Dia mendongak ke langit. Sang surya tengah bersinar seterik-teriknya. Dengan mempergunakan ilmu lari cepatnya, Wiro tinggalkan kampung itu. Di satu jalan kecil yang lurus pendekar ini memperlambat larinya. Di ujung sana dilihatnya seseorang duduk menjelepok di tengah jalan. Ketika dia sampai di hadapan orang itu ternyata manusia ini adalah seorang nenek tua bermuka cekung keriput. Dia duduk seenaknya di tengah jalan yang kecil itu. Di tangan kanannya ada sebatang ranting kering. Dia mengenakan jubah putih yang kotor. Dia begitu asyik menggurat-gurat tanah dengan ujung ranting kering di tangannya itu.
Wiro tak dapat menduga siapa adanya nenek-nenek ini. Baginya adalah satu hal yang aneh seorang nenek-nenek berada di tengah jalan dan duduk menggurat-gurat tanah seperti dilihatnya saat itu. Karena jalan itu kecil, tak mungkin Wiro Sableng untuk lewat begitu saja tanpa membentur tubuh sang nenek. Dia bisa melompat di atas kepala si nenek tapi tentu saja ini satu kekurangajaran.
Maka Pendekar 212 pun menegurlah dengan hormat.
“Nenek harap maafkan aku mengganggumu. Sudilah memberikan sedikit jalan bagiku.”
Si nenek anehnya terus saja asyik menggurat-gurat tanah dengan ranting kering di tangan kanannya. Seakan-akan tiada didengarnya teguran Wiro tadi.
Mungkin nenek-nenek ini tuli, pikir Wiro. Tapi adalah mustahil kalau dia tidak melihat Wiro yang berdiri sedekat itu di sampingnya.

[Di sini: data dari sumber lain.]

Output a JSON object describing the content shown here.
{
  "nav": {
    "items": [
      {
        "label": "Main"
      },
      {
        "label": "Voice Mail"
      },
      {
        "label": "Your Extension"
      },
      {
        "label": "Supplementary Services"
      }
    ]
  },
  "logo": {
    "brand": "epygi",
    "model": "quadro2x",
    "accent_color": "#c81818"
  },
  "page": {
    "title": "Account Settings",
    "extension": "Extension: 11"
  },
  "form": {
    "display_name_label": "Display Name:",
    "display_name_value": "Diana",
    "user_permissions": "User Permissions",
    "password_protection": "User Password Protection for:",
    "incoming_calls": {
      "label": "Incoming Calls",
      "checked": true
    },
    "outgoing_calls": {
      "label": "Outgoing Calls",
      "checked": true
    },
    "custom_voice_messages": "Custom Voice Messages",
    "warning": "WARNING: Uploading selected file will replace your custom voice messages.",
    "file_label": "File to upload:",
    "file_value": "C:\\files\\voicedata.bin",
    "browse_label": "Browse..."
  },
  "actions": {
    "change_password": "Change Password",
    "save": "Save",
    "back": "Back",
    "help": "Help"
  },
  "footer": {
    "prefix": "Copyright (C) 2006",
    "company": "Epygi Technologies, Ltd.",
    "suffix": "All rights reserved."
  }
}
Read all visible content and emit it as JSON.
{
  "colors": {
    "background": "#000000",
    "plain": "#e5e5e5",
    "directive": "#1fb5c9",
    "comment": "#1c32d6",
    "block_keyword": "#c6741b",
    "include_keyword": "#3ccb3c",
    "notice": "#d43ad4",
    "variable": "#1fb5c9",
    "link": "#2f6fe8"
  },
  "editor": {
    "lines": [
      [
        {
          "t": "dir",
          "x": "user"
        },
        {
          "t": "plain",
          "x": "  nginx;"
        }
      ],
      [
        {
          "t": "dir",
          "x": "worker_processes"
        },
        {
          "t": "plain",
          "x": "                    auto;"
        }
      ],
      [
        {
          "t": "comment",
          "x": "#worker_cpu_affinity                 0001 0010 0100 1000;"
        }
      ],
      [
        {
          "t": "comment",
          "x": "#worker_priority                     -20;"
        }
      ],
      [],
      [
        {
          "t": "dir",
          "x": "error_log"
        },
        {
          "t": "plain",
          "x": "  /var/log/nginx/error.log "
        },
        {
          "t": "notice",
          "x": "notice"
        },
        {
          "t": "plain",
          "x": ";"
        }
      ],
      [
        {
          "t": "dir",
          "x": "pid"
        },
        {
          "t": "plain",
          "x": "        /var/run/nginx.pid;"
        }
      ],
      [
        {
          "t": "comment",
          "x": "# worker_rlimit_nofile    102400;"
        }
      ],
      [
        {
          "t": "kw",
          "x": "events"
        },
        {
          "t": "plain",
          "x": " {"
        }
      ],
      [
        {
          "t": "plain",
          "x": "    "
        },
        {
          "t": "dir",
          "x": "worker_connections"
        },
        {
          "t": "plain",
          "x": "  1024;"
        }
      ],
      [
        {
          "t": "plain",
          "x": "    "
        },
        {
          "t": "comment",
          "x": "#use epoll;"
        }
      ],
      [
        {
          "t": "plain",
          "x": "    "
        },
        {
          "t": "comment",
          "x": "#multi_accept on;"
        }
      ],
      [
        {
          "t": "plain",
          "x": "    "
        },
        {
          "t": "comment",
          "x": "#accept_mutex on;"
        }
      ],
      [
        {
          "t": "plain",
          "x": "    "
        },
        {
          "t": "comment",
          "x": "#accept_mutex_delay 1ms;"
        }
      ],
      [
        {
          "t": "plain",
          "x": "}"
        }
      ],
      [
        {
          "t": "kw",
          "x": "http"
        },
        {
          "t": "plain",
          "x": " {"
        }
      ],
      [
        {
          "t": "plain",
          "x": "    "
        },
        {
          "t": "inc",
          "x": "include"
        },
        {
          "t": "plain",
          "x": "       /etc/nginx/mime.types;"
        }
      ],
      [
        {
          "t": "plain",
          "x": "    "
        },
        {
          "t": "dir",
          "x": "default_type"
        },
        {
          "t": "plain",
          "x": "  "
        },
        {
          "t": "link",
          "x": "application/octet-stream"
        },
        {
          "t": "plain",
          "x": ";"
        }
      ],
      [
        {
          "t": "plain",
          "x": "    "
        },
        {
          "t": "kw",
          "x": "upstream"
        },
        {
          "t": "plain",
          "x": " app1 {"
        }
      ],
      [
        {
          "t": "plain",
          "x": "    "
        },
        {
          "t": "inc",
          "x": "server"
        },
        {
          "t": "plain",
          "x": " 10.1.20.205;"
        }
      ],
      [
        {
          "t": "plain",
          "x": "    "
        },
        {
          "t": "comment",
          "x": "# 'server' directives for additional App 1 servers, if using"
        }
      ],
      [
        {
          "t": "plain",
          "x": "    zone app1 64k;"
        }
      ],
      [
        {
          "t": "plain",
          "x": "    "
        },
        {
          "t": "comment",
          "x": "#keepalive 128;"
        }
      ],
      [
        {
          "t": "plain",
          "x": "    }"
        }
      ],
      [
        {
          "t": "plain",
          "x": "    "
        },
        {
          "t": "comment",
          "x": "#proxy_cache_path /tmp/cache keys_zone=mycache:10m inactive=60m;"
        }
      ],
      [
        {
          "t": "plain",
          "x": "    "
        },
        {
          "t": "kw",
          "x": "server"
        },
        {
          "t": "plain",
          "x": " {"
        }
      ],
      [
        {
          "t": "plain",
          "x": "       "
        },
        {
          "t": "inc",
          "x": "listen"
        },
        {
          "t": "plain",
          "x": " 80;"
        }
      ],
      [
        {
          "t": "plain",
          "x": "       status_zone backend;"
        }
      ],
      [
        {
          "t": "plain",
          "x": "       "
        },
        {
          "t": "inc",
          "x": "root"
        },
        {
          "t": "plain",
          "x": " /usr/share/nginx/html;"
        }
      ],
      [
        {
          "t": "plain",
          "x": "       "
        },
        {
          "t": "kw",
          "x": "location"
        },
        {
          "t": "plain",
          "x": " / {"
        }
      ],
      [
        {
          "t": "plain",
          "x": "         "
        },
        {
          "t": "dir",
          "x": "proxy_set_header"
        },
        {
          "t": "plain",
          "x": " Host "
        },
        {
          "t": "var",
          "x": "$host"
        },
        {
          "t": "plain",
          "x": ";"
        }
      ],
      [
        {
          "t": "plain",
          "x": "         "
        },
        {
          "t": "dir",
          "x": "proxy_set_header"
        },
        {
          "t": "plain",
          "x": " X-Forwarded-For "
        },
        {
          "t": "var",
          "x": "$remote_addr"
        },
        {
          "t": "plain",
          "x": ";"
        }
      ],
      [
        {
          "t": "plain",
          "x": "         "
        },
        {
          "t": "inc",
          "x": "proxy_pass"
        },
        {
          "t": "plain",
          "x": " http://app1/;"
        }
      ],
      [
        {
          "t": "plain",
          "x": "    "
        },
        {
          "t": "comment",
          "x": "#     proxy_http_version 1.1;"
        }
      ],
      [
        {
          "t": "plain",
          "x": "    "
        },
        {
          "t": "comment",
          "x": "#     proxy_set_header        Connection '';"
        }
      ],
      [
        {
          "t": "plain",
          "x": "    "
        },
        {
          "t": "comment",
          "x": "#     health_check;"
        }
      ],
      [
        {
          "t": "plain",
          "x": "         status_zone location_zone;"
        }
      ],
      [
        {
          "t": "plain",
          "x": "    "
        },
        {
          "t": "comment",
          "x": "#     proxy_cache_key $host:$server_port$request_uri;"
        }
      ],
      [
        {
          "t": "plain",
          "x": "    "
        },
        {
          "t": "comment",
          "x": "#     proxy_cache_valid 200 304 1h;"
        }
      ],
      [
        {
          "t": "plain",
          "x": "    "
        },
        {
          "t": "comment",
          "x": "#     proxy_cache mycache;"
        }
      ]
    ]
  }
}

Wiro menegur lagi dengan suara lebih dikeraskan.
“Nenek, harap suka memberi sedikit jalan untukku lewat.”
Si nenek tiba-tiba angkat kepalanya. Sepasang matanya memandang Wiro dari rambut sampai kaki, penuh meneliti dan penuh gusar. Kemudian kembali dia tundukkan kepala dan menggurat-gurat tanah dengan ujung ranting.
Wiro memaki dalam hati. Kalau si nenek ini tidak sinting pastilah dia seorang aneh atau seorang yang sengaja cari sengketa, pikir Pendekar 212 Wiro Sableng.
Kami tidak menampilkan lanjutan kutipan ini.